Process of information extraction (IE) is used to extract useful information from unstructured or semi-structured data. In this project, we focused on extracting the required information from the json file by converting it into data frames and then going through a number of processes like Data Cleaning, EDA, Keyword analysis etc being some. This project aims to extract award information from tweets related to the Golden Globe Awards using text mining techniques, including natural language processing and sentiment analysis. The results of this project could provide a deeper understanding of public sentiment and trends surrounding the Golden Globe Awards, which could be useful for a variety of stakeholders in the entertainment industry.
We have defined functions for every task and have made a master function to call as per requirement. This way the code is easily readable and is easy to debug issues during code runs. We have used the following concepts:
- Read the json file and save it as a list of dictionaries
- Pre-processing Data
- Remove tweets containing opiniated words – think / could / should / maybe
- Remove tweets which do not contain golden / globe
- Scrape Actors: Used library BeautifulSoup to scrape IMDB list of all actors to validate our actor findings
- Find Hosts: We go through each tweet and find the keyword host / Host. We also find names in the filtered tweets using regex – pair of words with first letters capital and a count of occurrences and store as a dictionary. We then sort the list and take the top 2 names.
- Find Awards: We go through each tweet and find the keyword best / Best. We then filter the tweets by keywords Win / Wins / win / wins / goes to, and find the award names using regex – sentence of words with capital first letters starting with Best with their count of occurrences and store as a dictionary. We then sort the list and take the top 50 names.
- Find Presenters: We go through each tweet and find the keyword presenters / presenting. We also find names in the filtered tweets using regex – pair of words with first letters capital and a count of occurrences and store as a dictionary. We then sort the list and take the top 15 names.
- Find Nominees: We go through each tweet and find the keyword nominees / nominated. We also find names in the filtered tweets using regex – pair of words with first letters capital and a count of occurrences and store as a dictionary. We then sort the list and take the top 15 names.
- Find Winners: Here we follow a different approach. We iterate over all the award names and search every tweet for a match. In the matches, We search the keywords wins / goes to and find the names using regex – pair of words with first letters capital and a count of occurrences and store as a dictionary. We then sort the list and take the top 50 names.
- Report Function: Prints all the required findings in the defined format.

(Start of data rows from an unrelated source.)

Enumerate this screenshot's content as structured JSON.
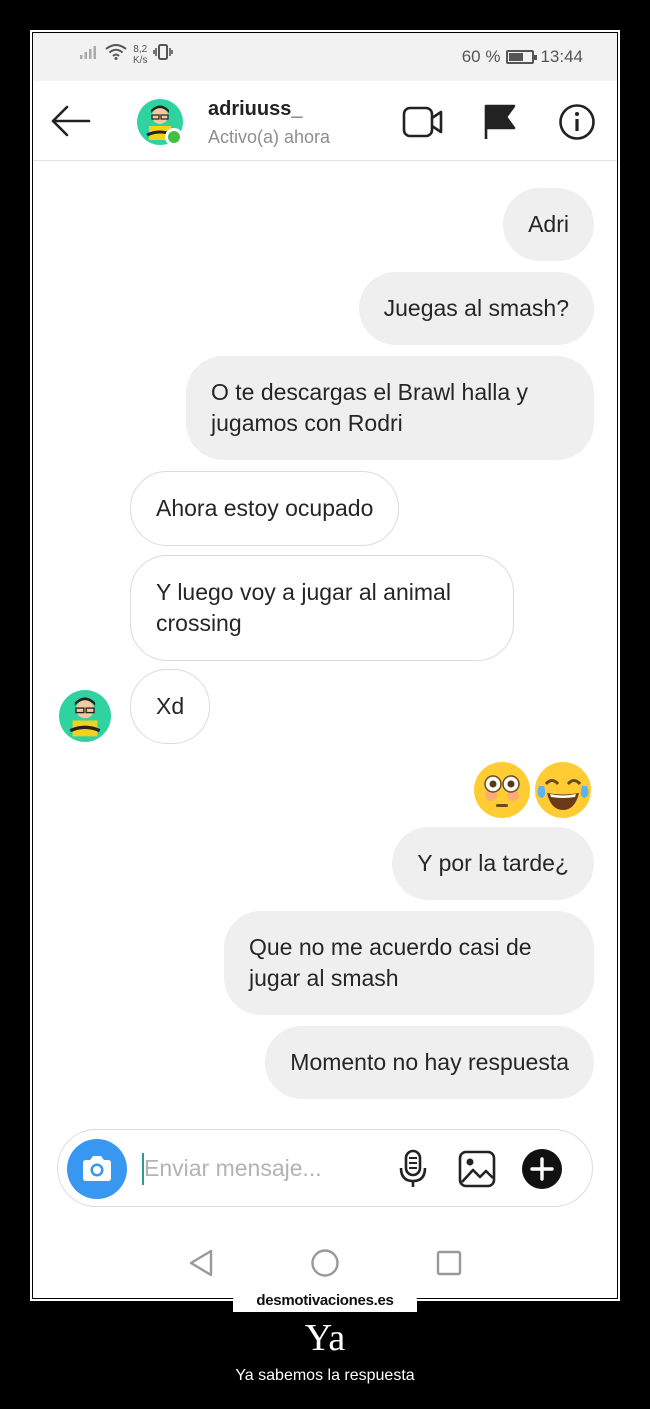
{
  "status_bar": {
    "net_speed_value": "8,2",
    "net_speed_unit": "K/s",
    "battery_percent": "60 %",
    "battery_level": 0.6,
    "time": "13:44"
  },
  "header": {
    "username": "adriuuss_",
    "activity": "Activo(a) ahora",
    "icons": [
      "back-arrow",
      "video-camera",
      "flag",
      "info"
    ]
  },
  "messages": [
    {
      "from": "me",
      "text": "Adri"
    },
    {
      "from": "me",
      "text": "Juegas al smash?"
    },
    {
      "from": "me",
      "text": "O te descargas el Brawl halla y jugamos con Rodri"
    },
    {
      "from": "them",
      "text": "Ahora estoy ocupado"
    },
    {
      "from": "them",
      "text": "Y luego voy a jugar al animal crossing"
    },
    {
      "from": "them",
      "text": "Xd"
    },
    {
      "from": "me",
      "emoji": [
        "flushed-face",
        "tears-of-joy-face"
      ]
    },
    {
      "from": "me",
      "text": "Y por la tarde¿"
    },
    {
      "from": "me",
      "text": "Que no me acuerdo casi de jugar al smash"
    },
    {
      "from": "me",
      "text": "Momento no hay respuesta"
    }
  ],
  "composer": {
    "placeholder": "Enviar mensaje...",
    "value": "",
    "icons": [
      "camera",
      "microphone",
      "gallery",
      "plus"
    ]
  },
  "colors": {
    "accent_blue": "#3897f0",
    "online_green": "#3fc13f",
    "sent_bubble": "#efefef",
    "received_border": "#dbdbdb",
    "avatar_bg": "#2fd3a0"
  },
  "caption": {
    "watermark": "desmotivaciones.es",
    "title": "Ya",
    "subtitle": "Ya sabemos la respuesta"
  }
}
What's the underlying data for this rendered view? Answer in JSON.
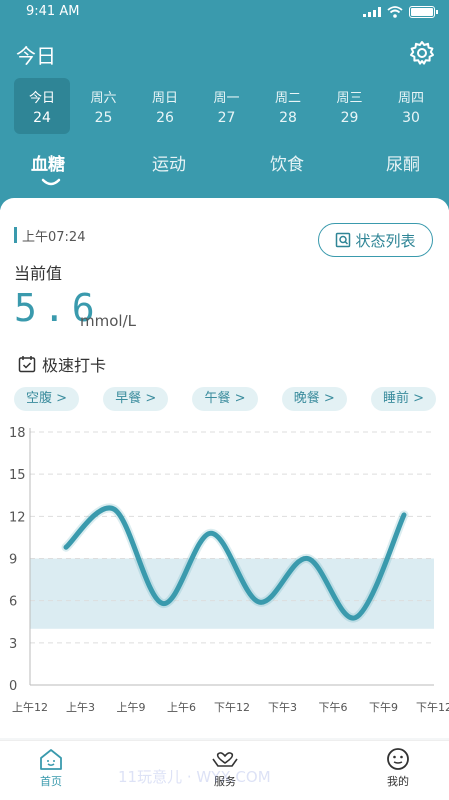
{
  "status": {
    "time": "9:41 AM"
  },
  "header": {
    "title": "今日"
  },
  "days": [
    {
      "label": "今日",
      "num": "24",
      "active": true
    },
    {
      "label": "周六",
      "num": "25"
    },
    {
      "label": "周日",
      "num": "26"
    },
    {
      "label": "周一",
      "num": "27"
    },
    {
      "label": "周二",
      "num": "28"
    },
    {
      "label": "周三",
      "num": "29"
    },
    {
      "label": "周四",
      "num": "30"
    }
  ],
  "tabs": [
    "血糖",
    "运动",
    "饮食",
    "尿酮"
  ],
  "card": {
    "time": "上午07:24",
    "status_list_label": "状态列表",
    "current_label": "当前值",
    "value": "5.6",
    "unit": "mmol/L",
    "quick_label": "极速打卡"
  },
  "meals": [
    "空腹 >",
    "早餐 >",
    "午餐 >",
    "晚餐 >",
    "睡前 >"
  ],
  "chart_data": {
    "type": "line",
    "x": [
      "上午12",
      "上午3",
      "上午9",
      "上午6",
      "下午12",
      "下午3",
      "下午6",
      "下午9",
      "下午12"
    ],
    "y_ticks": [
      0,
      3,
      6,
      9,
      12,
      15,
      18
    ],
    "ylim": [
      0,
      18
    ],
    "target_range": [
      4,
      9
    ],
    "series": [
      {
        "values": [
          9.8,
          12.5,
          5.8,
          10.8,
          5.9,
          9.0,
          4.8,
          12.1
        ]
      }
    ],
    "colors": {
      "line": "#3a9aad",
      "band": "#cfe6ee"
    }
  },
  "nav": [
    {
      "label": "首页",
      "icon": "home-icon",
      "active": true
    },
    {
      "label": "服务",
      "icon": "service-icon"
    },
    {
      "label": "我的",
      "icon": "profile-icon"
    }
  ],
  "watermark": "11玩意儿 · WYX.COM"
}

Information extraction from Twitter data can provide valuable insights into the specific award winners, event highlights, and trends surrounding events such as the Golden Globe Awards. Text mining techniques such as natural language processing and sentiment analysis can be used to extract relevant information from tweets, which can be used by businesses, researchers, and media outlets to make informed decisions. The evaluation of information extraction models is important to ensure that the extracted information is accurate and reliable. Common evaluation metrics such as precision and recall, F1 score, accuracy, and confusion matrix can be used to evaluate the performance of the information extraction models.